Monday, November 12, 2007

Reasonable Arguments With Unreasonable People

By Cernig

Earlier today, I looked at the emotional intensity of the wingnuts as they utterly miss the point about an op-ed by anti-nuclear weapons activist Tad Daley. Dave Schuler at the Glittering Eye noticed the same thing.

Dave's post, though - he believes Iran does have a weapons program but that carpet-bombing Iran is lunacy - has led to a discussion between us in his comments. Dave's a hawkish Dem, I believe, and a very reasonable one in both style and substance.

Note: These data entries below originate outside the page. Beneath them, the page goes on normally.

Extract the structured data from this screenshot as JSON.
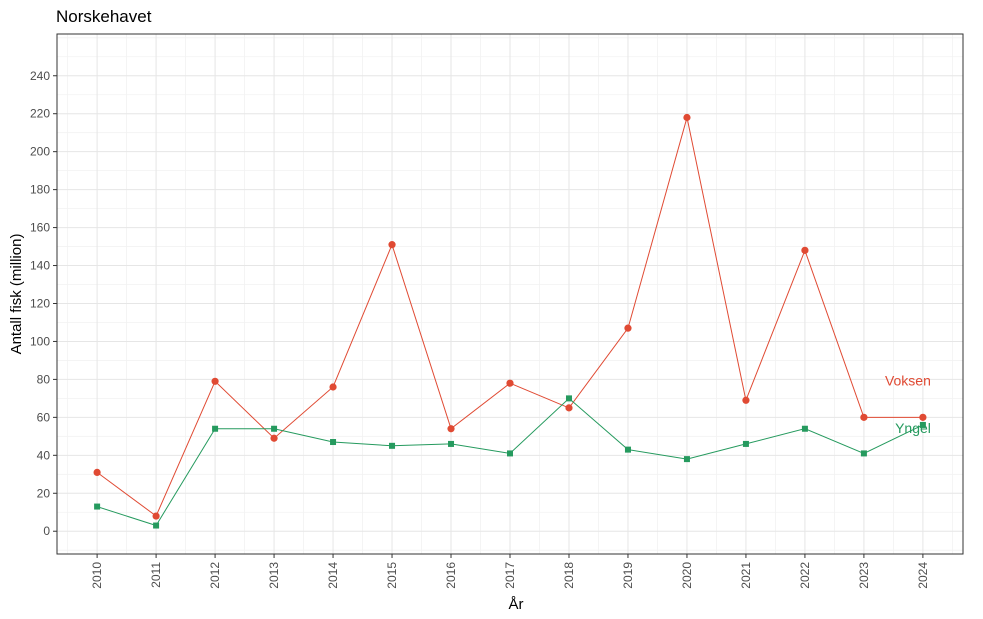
{
  "chart_data": {
    "type": "line",
    "title": "Norskehavet",
    "xlabel": "År",
    "ylabel": "Antall fisk (million)",
    "x": [
      2010,
      2011,
      2012,
      2013,
      2014,
      2015,
      2016,
      2017,
      2018,
      2019,
      2020,
      2021,
      2022,
      2023,
      2024
    ],
    "x_tick_labels": [
      "2010",
      "2011",
      "2012",
      "2013",
      "2014",
      "2015",
      "2016",
      "2017",
      "2018",
      "2019",
      "2020",
      "2021",
      "2022",
      "2023",
      "2024"
    ],
    "y_ticks": [
      0,
      20,
      40,
      60,
      80,
      100,
      120,
      140,
      160,
      180,
      200,
      220,
      240
    ],
    "ylim": [
      -12,
      262
    ],
    "grid": true,
    "series": [
      {
        "name": "Voksen",
        "color": "#e04a33",
        "marker": "circle",
        "values": [
          31,
          8,
          79,
          49,
          76,
          151,
          54,
          78,
          65,
          107,
          218,
          69,
          148,
          60,
          60
        ]
      },
      {
        "name": "Yngel",
        "color": "#259a5e",
        "marker": "square",
        "values": [
          13,
          3,
          54,
          54,
          47,
          45,
          46,
          41,
          70,
          43,
          38,
          46,
          54,
          41,
          56
        ]
      }
    ]
  }
}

There's some technical to-and-fro on assertions both for and against the claim that Iran has a nuclear weapons program - and there's a broad agreement that, as Dave puts it:
the U. S. shouldn’t go to war with Iran and folks in the U. S. (including the present administration) should do less hyperventilating about Iran.
However, we disagree on exactly what Iran's nuclear intentions are as well as how the pro-war lobby should be rebutted. The key exchange so far, for me is this:
Dave: I think you’d have a stronger case if you’d stop implicitly defending the Iranian regime. It’s enough to say “we don’t know for sure”.

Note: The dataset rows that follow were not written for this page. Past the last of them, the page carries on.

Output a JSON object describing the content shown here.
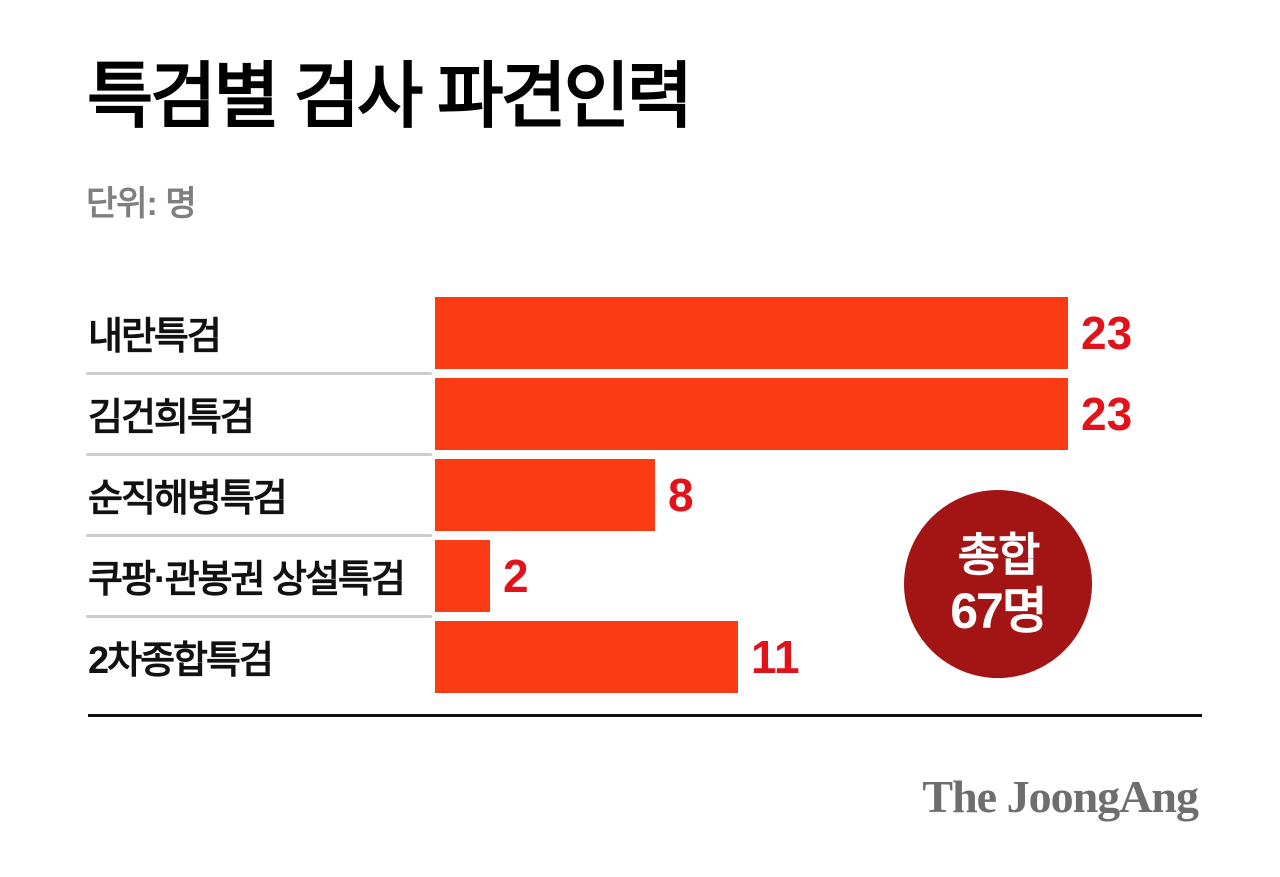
{
  "title": "특검별 검사 파견인력",
  "unit_label": "단위: 명",
  "chart_data": {
    "type": "bar",
    "orientation": "horizontal",
    "title": "특검별 검사 파견인력",
    "unit": "명",
    "categories": [
      "내란특검",
      "김건희특검",
      "순직해병특검",
      "쿠팡·관봉권 상설특검",
      "2차종합특검"
    ],
    "values": [
      23,
      23,
      8,
      2,
      11
    ],
    "xlim": [
      0,
      23
    ],
    "grid": false,
    "value_labels_shown": true,
    "bar_color": "#FA3B14",
    "value_label_color": "#E1121A",
    "separator_color": "#CCCCCC"
  },
  "total_badge": {
    "label": "총합",
    "value": "67명",
    "bg_color": "#A31415",
    "text_color": "#FFFFFF"
  },
  "footer": {
    "logo_text": "The JoongAng",
    "logo_color": "#6E6E6E"
  }
}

Me: I’ve written on my own blog about how unhappy it makes me to be a reluctant apologist for an odious regime. It’s just that it isn’t enough to say “we dont know for sure” when so many in the Bush administration and their bleachers are yelling ‘we know for sure!” and using that false certainty to attempt to catapult a war.

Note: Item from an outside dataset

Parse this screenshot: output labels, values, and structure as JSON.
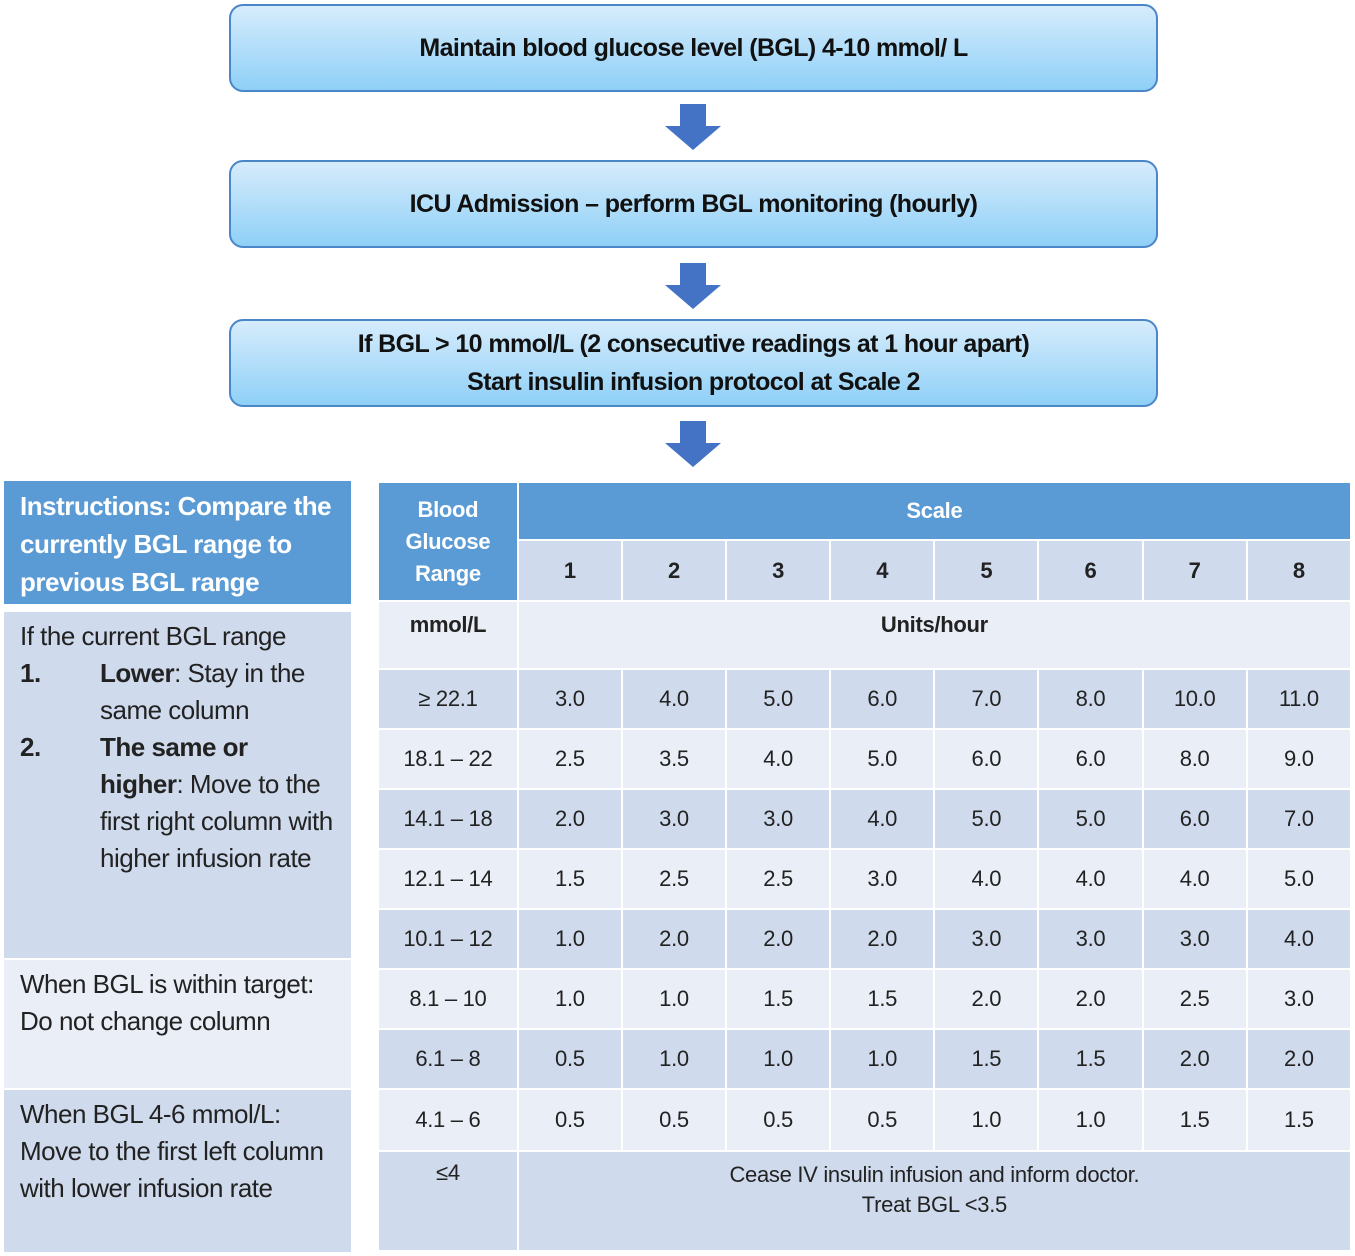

You have to say ‘no-one knows for sure, the preponderance of available evidence says they don’t have a weapons program, saying the opposite is a lie, put the f***ing guns down!” Anything else is seen by the pro-war lobby as a weakness they can trample over, and they have the biggest bully pulpit.

I’m not prepared to see thousands die because arguments with sociopaths-in-power should be one-sidedly fair and decorous.
I'm actually quite saddened to have written that, even though I stand by it. Back in my youth, when I studied philosophy, I truly believed that reasonable and fair intellectual debate divorced from emotion was always the best way to put forward your position. Now that there are lives on the line, now that the folk I'm arguing against happen to include those in charge of the White House and don't exactly have a record of treating fair and reasoned intellectual debate as anything other than something to smother under political spin, fear and xenophobic hatred, I don't. Welcome to the real world, I suppose.